Parallèle à la rue Gambetta, et reliant la rue de la République à la rue de l’Hospice, voici la « rue du Colonel Caillassou » tel qu’il est inscrit sur les plaques de rue. (1)
Selon les registres paroissiaux de Villemur, Jean-Louis Cailhassou  (remarquez l’orthographe occitane lh = ll en français) est né le 2 février 1770, fils de Jean-Pierre Alexis, négociant, et de Marie Charlotte  Ducos.

portrait acte de naissance

Portrait et acte de naissance de Jean-Louis Cailhassou

Militaire de carrière, volontaire de 1792, il  participe aux campagnes de la République et de l’Empire, promu colonel d’infanterie en 1813. Il commande plus tard la légion de gendarmerie de Toulouse, ville dont il devient maire entre 1852 et 1855, et décède dans la ville rose le 25 août 1861 âgé de 91 ans. (2)
Dans les années 1927-30, pour pérenniser le souvenir de ce grand serviteur de la Nation, le conseil municipal, décide d’associer son nom à la rue qui l’a vu naître, reléguant aux oubliettes l’ancienne rue de Cambon.
C’est en effet ce nom que l’on retrouve porté sur les anciens livres terriers de la ville dès 1583, et ce jusqu’au premiers tiers du XXe siècle.


Une lecture attentive du compoix de 1583/85 amène à plusieurs réflexions. A cette époque-là, la maison seigneuriale (Les Greniers du Roy) n’est pas encore construite, le château est encore debout en haut du coteau surplombant la ville. La rue de Cambon n’est pas très peuplée, seulement 16 familles y habitent. On relève les noms de Pierre Constans, un marchand, de deux prêtres Vidal Oustry et Jehan Mage, et neuf maisons sont la propriété de femmes. 
Parmi ces propriétaires, les « Héritiers de Bernard Cambon » retiennent notre attention. Ce patronyme on le retrouve sur le compoix de 1645 en la personne de Catherine de Cambon (ou Cambou ?) épouse d’Antoine Ratier praticien. Dans ce même document, Antoine Cambon et les héritiers de Jean Cambon sont également cités. Est-ce cette famille qui a donné son nom à la rue ? C’est une possibilité que l’on ne peut écarter.


En 1645 parmi les habitants : Anthoine Gay bourgeois, Jean Bernadou marchand, Antoinette Cailhassou (famille des ancêtres du colonel) mais aussi des personnes plus modestes Guillaume Gay maçon, Isaac Laboisse serrurier, Pierre Galan brassier.

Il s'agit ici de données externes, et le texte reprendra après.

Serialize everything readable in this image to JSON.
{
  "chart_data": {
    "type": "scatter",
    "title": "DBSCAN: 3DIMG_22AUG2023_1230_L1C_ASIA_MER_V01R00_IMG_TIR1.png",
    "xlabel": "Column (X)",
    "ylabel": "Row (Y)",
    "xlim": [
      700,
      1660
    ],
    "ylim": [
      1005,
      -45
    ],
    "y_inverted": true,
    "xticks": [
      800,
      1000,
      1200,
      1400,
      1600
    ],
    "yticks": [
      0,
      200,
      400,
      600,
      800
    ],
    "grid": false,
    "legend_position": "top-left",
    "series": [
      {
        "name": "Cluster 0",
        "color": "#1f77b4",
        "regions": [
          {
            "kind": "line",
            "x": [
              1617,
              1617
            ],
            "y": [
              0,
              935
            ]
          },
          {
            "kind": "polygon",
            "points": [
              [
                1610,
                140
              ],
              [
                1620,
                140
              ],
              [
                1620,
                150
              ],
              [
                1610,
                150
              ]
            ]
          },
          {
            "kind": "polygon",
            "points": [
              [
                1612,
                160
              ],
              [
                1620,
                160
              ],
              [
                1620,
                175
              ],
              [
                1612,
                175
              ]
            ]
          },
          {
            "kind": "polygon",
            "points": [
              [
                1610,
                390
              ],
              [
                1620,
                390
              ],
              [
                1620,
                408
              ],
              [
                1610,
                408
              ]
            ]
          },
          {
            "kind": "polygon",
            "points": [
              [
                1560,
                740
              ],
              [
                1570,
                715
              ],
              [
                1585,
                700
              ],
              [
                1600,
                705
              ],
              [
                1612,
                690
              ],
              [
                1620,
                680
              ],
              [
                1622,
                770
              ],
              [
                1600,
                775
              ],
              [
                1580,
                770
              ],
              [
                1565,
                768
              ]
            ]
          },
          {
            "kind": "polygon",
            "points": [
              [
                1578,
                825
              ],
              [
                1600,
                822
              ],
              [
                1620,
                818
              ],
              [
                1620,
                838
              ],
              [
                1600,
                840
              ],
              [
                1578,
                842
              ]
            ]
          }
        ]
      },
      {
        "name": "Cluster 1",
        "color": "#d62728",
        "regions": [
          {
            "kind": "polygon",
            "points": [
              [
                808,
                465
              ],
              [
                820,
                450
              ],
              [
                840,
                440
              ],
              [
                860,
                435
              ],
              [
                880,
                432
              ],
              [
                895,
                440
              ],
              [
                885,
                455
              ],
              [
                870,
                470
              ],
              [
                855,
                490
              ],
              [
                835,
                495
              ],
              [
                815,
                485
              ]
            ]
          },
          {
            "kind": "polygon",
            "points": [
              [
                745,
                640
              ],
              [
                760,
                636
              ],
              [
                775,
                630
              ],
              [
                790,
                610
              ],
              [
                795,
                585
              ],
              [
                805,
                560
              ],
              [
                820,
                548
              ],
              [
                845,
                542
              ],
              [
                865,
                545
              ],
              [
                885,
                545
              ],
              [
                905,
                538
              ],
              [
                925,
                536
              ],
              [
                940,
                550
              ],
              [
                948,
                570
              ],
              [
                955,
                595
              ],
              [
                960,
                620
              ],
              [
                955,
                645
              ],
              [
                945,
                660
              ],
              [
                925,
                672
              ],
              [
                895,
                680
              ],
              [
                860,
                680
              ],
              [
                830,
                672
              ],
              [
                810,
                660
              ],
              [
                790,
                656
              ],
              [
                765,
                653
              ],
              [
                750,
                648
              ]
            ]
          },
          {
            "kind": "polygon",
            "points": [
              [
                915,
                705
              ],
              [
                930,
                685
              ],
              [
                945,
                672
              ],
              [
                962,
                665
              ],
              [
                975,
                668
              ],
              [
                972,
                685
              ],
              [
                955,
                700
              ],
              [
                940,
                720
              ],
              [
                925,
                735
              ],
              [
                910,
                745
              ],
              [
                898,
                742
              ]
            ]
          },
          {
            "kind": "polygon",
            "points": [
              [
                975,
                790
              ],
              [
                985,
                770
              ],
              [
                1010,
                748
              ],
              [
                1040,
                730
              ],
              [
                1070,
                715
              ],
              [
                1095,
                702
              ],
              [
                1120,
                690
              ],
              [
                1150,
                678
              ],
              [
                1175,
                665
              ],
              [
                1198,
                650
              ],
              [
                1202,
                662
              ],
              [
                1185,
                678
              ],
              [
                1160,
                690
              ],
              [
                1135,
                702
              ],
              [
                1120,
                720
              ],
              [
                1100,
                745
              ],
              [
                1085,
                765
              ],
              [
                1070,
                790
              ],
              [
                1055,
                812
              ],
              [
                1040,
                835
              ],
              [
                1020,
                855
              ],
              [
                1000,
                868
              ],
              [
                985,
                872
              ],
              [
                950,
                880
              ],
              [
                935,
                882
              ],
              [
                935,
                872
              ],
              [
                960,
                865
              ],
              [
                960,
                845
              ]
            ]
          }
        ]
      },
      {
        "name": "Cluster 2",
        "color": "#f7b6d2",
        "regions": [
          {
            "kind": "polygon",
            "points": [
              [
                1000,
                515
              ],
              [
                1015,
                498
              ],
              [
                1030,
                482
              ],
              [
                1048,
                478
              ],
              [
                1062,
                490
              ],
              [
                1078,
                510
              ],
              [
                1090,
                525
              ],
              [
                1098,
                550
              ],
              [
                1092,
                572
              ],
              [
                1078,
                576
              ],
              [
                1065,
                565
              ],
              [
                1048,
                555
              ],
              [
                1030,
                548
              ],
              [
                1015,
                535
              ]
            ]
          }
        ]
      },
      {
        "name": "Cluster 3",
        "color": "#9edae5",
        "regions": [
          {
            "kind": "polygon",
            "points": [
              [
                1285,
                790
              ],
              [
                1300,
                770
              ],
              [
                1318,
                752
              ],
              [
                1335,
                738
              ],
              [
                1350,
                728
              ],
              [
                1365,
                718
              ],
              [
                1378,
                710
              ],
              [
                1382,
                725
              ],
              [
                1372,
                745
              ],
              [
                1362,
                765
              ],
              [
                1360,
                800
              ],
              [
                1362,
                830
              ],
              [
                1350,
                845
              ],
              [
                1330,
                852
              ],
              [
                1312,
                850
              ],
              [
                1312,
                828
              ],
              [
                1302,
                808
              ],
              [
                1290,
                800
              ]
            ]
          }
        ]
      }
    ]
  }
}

Au fil des années cette rue est de plus en plus prisée par la bourgeoisie de Villemur, grâce à la proximité de la maison seigneuriale dont la construction au début du 17e siècle sous la gouvernance de Lesdiguières,  et qui deviendra la résidence – épisodique – des vicomtes de Villemur.

Au 18e siècle, la rue de Cambon est sans aucun doute « la rue des notables » comme en témoigne le plan Junière de 1779. Parmi les propriétaires figurent le Vicomte de Beaujau en personne mais aussi le maire de l’époque Jean-Raymond Maliver, ainsi qu’une ribambelle d’hommes de loi qui semblent s’être regroupés dans cette rue.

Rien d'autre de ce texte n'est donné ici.